BONE — Peristiwa penikaman yang menggemparkan warga Kelurahan Macanang, Kecamatan Tanete Riattang Barat, Bone, terjadi pada Senin malam. Seorang pria berinisial AS (28) tega melukai seorang pelajar SMK berinisial AR (17) menggunakan badik. Aksi nekat ini dipicu oleh rasa cemburu setelah AS membaca isi chat WhatsApp antara korban dan istrinya di ponsel sang istri.
Kronologi: Cemburu Buta Berujung Tikaman
Berdasarkan informasi yang dihimpun dari pihak kepolisian setempat, kejadian berawal saat AS menemukan percakapan mesra di ponsel istrinya. Emosi yang tidak terkendali membuatnya langsung mendatangi rumah korban yang tak jauh dari lokasi. Tanpa banyak bicara, AS langsung mengeluarkan badik dan menusukkannya ke tubuh korban.
Korban yang sedang berada di teras rumahnya tak sempat menghindar. Ia menderita luka tusuk di bagian perut dan sempat dilarikan ke RSUD Tenriawaru Bone untuk mendapatkan perawatan intensif. Beruntung, nyawa korban masih tertolong setelah mendapat penanganan medis.
Polisi Bergerak Cepat, Pelaku Tak Berkutik
Mendapat laporan dari warga, tim Resmob Polres Bone segera melakukan penyelidikan. Dalam waktu kurang dari 24 jam, AS berhasil dibekuk di tempat persembunyiannya di wilayah Kecamatan Tanete Riattang. “Pelaku kami amankan tanpa perlawanan. Barang bukti berupa satu bilah badik juga turut disita,” ujar Kasi Humas Polres Bone, AKP Ardy, kepada wartawan, Selasa (18/3).

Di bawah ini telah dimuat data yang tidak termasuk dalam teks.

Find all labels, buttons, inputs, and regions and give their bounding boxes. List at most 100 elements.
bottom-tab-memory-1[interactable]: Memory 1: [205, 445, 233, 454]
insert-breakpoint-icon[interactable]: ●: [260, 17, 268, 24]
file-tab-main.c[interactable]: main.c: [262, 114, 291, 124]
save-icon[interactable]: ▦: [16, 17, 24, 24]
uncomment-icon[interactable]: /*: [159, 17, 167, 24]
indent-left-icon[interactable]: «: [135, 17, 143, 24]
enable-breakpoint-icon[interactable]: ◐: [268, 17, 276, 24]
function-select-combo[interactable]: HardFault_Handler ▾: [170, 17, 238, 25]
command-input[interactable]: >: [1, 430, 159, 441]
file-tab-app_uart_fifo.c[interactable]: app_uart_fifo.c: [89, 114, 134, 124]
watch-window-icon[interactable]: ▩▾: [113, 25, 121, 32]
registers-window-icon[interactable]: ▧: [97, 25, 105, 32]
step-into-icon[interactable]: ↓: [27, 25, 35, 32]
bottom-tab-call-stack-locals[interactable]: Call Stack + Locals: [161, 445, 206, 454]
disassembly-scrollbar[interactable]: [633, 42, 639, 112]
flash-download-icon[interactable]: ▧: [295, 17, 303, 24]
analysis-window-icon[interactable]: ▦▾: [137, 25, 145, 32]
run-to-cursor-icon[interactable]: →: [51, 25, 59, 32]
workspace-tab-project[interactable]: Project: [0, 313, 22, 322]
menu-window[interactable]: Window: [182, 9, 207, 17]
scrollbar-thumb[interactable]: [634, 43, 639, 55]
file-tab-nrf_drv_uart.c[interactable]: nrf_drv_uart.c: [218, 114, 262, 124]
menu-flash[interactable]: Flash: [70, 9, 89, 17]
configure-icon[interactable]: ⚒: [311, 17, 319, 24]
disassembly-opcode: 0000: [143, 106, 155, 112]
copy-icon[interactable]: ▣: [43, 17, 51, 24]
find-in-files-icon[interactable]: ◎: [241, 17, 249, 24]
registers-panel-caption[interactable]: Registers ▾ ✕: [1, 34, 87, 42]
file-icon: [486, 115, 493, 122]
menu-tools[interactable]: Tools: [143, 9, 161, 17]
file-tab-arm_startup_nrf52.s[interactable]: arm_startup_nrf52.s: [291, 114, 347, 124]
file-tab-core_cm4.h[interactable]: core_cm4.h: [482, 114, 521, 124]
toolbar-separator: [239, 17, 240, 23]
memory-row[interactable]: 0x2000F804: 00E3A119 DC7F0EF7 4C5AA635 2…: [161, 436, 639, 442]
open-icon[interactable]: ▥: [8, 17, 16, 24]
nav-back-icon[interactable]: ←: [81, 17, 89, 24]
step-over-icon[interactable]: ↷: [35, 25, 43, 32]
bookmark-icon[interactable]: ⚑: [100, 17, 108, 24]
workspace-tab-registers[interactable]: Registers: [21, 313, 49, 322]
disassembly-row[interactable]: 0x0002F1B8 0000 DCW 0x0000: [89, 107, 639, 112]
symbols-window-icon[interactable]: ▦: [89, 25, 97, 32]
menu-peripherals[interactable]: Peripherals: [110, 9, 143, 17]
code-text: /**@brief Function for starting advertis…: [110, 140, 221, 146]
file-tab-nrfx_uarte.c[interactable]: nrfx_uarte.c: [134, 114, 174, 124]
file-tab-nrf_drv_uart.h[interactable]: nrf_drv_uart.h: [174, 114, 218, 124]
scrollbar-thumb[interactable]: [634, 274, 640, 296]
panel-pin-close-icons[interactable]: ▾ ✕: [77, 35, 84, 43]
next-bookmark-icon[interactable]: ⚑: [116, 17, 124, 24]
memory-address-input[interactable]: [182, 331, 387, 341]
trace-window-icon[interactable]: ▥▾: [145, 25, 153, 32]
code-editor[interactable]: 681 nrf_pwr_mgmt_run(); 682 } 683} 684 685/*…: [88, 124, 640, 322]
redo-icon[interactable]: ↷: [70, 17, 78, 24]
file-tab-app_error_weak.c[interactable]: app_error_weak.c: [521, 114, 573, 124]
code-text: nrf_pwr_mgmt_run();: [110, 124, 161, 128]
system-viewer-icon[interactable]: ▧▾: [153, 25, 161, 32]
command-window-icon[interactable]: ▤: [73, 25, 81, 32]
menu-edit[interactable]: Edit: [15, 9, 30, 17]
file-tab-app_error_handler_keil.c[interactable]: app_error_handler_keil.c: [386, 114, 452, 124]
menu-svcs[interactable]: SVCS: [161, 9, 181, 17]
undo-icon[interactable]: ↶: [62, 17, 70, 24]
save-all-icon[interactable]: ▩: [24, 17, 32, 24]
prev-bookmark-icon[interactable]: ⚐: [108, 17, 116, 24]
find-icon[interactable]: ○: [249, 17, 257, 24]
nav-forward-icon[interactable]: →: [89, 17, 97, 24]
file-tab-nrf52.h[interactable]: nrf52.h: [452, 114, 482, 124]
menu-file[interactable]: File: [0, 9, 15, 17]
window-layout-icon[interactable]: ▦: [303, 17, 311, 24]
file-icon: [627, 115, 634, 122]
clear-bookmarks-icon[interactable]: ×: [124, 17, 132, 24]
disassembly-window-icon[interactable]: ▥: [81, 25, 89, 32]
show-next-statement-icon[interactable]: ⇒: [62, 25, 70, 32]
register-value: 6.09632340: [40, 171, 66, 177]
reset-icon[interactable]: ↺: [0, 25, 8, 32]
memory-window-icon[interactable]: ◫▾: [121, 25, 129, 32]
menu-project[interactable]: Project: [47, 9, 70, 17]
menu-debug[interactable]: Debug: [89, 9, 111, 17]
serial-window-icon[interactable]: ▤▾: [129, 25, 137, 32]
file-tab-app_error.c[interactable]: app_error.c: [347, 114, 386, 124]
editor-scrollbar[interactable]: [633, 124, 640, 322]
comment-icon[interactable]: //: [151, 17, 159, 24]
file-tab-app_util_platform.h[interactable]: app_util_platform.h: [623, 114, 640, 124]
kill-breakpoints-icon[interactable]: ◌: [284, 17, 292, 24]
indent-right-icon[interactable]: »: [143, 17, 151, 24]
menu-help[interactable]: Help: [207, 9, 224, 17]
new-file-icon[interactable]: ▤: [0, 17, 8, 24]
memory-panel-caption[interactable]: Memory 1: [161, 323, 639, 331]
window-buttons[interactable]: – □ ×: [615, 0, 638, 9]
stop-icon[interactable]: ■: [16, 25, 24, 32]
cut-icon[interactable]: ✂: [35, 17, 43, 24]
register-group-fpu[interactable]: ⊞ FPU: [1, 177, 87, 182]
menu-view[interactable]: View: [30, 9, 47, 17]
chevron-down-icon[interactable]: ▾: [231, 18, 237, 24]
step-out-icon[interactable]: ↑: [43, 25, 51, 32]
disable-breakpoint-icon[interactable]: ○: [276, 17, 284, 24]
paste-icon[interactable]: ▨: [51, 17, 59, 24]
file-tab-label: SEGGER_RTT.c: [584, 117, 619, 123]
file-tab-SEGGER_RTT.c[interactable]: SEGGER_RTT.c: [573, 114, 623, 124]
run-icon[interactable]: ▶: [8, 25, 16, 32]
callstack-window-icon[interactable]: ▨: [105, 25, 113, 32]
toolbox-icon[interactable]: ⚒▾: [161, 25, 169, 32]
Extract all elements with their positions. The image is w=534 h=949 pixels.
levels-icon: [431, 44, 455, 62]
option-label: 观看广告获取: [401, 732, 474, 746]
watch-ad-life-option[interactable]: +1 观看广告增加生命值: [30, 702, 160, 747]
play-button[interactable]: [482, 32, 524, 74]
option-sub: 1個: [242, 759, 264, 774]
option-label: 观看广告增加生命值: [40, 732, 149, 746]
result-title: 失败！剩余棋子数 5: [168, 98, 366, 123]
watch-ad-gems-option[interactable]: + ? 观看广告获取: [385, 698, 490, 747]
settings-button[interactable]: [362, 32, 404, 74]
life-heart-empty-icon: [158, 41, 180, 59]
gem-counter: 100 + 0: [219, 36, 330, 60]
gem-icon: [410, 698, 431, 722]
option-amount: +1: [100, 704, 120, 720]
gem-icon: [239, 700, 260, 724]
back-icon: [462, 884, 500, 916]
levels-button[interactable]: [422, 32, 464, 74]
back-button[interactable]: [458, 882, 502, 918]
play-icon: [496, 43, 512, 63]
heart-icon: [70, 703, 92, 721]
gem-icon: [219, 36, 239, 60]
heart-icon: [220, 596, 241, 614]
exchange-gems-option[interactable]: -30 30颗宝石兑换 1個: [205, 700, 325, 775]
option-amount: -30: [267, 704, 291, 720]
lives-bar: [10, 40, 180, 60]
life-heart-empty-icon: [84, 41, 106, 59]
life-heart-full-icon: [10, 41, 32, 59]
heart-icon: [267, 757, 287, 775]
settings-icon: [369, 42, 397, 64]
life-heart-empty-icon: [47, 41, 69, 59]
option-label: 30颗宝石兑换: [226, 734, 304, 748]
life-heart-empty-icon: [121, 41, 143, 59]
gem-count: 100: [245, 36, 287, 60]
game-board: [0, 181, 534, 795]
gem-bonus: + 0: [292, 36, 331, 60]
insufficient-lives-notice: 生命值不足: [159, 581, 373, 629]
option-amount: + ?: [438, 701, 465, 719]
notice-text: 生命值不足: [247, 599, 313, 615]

Dari hasil pemeriksaan awal, AS mengakui perbuatannya. Ia mengaku gelap mata saat membaca chat yang dianggapnya melampaui batas antara korban dan istrinya. “Motifnya murni cemburu. Pelaku tidak terima istrinya dekat dengan pria lain, apalagi masih di bawah umur,” tambah AKP Ardy.
Ancaman Hukuman Berat Menanti Pelaku
Akibat perbuatannya, AS kini ditetapkan sebagai tersangka dan ditahan di Mapolres Bone. Ia dijerat dengan Pasal 351 ayat (2) KUHP tentang penganiayaan berat dengan ancaman hukuman penjara maksimal 5 tahun. Polisi juga tidak menutup kemungkinan untuk menjerat pelaku dengan pasal tambahan terkait Undang-Undang Perlindungan Anak, mengingat korban masih berstatus pelajar di bawah umur.
Sementara itu, kondisi korban dilaporkan mulai membaik. Pihak keluarga korban masih trauma dan berharap pelaku mendapat hukuman setimpal. Peristiwa ini kembali menjadi pengingat betapa bahayanya tindakan main hakim sendiri yang dipicu oleh kecemburuan buta.